Cast: Stephen McKinley Henderson is such a familiar face, the quintessential Hey It's That Guy, that everyone feels they already know him well - that's an old friend up there on the stage. And he steps into the star spotlight with a quiet unsurprise, as if he's always been there and we just didn't notice. His presence is strong, and serves as the gravitational center around which the other characters - and the set - all revolve. The rest of the ensemble does competent work, with Rosal Colon's Lulu and Victor Almanzar's Oswaldo giving sympathetic portrayals as some of the wayward souls harboring in Pops's home, but it really is all Henderson's show - and he makes a meal out of it. This is worth seeing for his performance alone.

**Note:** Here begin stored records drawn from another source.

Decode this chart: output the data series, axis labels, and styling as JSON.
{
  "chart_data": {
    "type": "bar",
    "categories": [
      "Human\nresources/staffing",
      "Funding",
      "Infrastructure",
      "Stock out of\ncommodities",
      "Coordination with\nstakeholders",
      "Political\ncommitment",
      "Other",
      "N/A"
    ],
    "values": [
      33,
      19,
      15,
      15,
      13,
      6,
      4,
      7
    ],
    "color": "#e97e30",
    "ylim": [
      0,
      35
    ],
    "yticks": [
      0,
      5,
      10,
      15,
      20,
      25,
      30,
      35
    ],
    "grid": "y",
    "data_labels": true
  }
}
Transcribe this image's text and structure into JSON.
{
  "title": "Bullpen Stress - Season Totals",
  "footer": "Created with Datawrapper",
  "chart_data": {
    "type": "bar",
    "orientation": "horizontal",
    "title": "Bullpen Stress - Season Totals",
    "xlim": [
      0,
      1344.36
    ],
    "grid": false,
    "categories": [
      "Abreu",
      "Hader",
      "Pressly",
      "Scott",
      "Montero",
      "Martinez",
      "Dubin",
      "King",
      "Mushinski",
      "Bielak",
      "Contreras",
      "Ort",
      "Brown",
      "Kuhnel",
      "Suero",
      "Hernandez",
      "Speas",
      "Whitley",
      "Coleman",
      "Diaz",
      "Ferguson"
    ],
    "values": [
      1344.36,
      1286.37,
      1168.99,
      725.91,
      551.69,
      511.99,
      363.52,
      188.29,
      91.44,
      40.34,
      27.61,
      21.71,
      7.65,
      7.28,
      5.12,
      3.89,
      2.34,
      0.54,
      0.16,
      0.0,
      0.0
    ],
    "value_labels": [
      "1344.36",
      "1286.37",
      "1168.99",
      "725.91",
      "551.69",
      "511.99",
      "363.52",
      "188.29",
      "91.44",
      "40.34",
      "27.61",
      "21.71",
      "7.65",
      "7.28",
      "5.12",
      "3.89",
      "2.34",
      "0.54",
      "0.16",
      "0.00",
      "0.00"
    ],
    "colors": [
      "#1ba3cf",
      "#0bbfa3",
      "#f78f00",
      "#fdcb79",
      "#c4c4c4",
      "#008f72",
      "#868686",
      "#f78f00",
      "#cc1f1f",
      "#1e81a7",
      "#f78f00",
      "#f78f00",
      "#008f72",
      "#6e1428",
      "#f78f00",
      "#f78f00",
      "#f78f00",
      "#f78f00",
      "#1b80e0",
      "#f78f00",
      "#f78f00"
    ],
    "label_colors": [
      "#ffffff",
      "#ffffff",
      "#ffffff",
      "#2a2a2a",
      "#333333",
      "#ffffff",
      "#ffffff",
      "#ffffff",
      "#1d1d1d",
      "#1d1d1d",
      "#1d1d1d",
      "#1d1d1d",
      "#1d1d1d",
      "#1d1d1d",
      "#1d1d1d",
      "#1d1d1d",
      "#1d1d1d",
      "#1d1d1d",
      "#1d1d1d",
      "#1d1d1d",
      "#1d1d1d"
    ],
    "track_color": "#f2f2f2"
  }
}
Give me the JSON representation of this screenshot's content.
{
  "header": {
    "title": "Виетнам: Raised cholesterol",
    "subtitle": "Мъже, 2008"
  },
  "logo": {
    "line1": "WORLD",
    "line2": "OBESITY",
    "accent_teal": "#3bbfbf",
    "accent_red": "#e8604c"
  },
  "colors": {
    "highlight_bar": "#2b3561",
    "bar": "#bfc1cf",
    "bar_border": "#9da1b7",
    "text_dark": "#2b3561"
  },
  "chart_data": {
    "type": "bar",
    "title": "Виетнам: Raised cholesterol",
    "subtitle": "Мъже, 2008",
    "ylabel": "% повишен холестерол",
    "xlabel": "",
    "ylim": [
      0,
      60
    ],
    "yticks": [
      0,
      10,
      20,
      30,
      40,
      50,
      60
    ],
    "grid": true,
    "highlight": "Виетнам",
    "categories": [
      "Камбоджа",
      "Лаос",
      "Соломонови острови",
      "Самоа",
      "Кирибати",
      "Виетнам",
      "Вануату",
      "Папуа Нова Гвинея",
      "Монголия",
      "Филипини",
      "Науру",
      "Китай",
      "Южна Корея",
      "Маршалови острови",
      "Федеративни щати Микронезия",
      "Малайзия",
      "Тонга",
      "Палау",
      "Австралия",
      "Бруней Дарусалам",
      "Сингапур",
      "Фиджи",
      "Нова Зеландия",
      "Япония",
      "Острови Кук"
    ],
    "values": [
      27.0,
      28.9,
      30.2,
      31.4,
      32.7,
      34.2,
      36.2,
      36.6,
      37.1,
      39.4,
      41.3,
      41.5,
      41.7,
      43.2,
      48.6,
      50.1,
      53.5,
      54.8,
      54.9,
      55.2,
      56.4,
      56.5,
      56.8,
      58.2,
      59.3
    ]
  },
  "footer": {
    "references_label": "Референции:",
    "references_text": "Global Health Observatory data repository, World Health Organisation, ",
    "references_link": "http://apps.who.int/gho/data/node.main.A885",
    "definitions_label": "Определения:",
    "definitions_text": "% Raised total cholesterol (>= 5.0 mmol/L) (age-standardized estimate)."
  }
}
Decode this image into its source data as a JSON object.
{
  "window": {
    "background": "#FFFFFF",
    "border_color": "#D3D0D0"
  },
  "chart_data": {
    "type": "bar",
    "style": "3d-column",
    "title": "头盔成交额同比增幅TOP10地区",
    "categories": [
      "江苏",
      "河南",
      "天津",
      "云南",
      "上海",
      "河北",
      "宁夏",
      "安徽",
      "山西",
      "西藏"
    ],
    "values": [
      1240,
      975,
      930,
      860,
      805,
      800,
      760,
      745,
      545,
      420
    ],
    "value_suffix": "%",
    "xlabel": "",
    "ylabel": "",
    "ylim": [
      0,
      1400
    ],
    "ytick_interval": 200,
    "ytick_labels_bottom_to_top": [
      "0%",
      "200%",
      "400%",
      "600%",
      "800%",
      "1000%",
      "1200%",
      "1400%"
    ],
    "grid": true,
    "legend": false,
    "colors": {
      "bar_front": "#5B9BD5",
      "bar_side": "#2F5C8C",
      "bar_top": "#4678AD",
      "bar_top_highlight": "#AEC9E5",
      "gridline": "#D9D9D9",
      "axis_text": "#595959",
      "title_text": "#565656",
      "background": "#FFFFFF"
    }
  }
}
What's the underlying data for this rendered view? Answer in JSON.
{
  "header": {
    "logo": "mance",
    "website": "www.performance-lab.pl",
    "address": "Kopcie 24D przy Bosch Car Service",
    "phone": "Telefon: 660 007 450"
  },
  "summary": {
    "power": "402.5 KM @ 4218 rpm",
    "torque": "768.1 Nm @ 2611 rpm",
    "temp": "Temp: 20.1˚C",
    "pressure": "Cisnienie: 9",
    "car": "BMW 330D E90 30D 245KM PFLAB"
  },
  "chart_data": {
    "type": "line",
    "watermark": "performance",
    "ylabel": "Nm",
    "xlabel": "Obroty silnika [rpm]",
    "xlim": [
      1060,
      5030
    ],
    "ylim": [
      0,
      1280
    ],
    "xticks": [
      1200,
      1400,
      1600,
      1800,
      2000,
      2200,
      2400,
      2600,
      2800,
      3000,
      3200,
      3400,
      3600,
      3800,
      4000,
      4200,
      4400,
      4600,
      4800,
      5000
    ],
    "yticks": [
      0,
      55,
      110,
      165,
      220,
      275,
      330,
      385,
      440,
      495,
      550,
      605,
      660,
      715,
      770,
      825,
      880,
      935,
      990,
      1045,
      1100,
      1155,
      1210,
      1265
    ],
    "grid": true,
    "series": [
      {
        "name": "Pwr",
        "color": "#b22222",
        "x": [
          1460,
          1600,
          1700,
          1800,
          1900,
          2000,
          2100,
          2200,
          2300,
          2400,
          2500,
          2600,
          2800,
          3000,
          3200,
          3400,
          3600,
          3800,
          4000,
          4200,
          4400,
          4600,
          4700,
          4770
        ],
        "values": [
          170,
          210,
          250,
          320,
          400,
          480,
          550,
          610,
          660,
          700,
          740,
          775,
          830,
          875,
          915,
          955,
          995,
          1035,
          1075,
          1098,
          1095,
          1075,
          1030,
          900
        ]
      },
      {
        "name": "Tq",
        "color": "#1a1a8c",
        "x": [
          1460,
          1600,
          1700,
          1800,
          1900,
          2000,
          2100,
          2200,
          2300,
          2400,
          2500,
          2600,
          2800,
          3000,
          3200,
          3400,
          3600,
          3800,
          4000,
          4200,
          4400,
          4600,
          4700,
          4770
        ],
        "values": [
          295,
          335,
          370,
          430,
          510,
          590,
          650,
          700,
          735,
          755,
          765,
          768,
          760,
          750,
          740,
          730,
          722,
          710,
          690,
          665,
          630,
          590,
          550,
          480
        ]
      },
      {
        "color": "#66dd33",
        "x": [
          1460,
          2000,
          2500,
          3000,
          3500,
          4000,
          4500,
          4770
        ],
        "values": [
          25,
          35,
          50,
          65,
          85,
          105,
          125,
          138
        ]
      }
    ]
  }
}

Design: The set is a clever rotating piece, showing various rooms in Walter's aging Riverside rent stabilized apartment, full of the clutter, high ceilings, french doors, stained walls, and old moulding one expects. The costumes become more telling as the play goes on, as when Junior wears his father's robe and sits in his chair in the kitchen, or with the changes to Church Lady's wardrobe in the second act. Ryan Rumery's music is a somewhat hypnotic series of tones that help move us into Pops's world, where things aren't quite connected to a practical reality, but where if his will is strong enough, even the absurd is achievable.

***

Running: now playing at 2econd Stage Theatre - Opening February 11, 2015. Closing: March 8, 2015
Category: straight play
Length: 2 hours, including intermission

Creative Team

Playwright:
 Stephen Adly Guirgis
Director: Austin Pendleton
Designers: Walt Spangler (Set), Alexis Forte (Costume), Keith Parham (Lighting), Ryan Rumery (Original Music & Sound).
Cast: Victor Almanzar, Elizabeth Canavan, Rosal Colon, Liza Colon-Zayas, Stephen McKinley Henderson, Ron Cephas Jones, Michael Rispoli.

Stephen McKinley Henderson, Elizabeth Canavan, Michael Rispoli, Rosal
Colon, and Ron Cephas Jones as Pops, Audrey, Caro, Lulu, and Junior.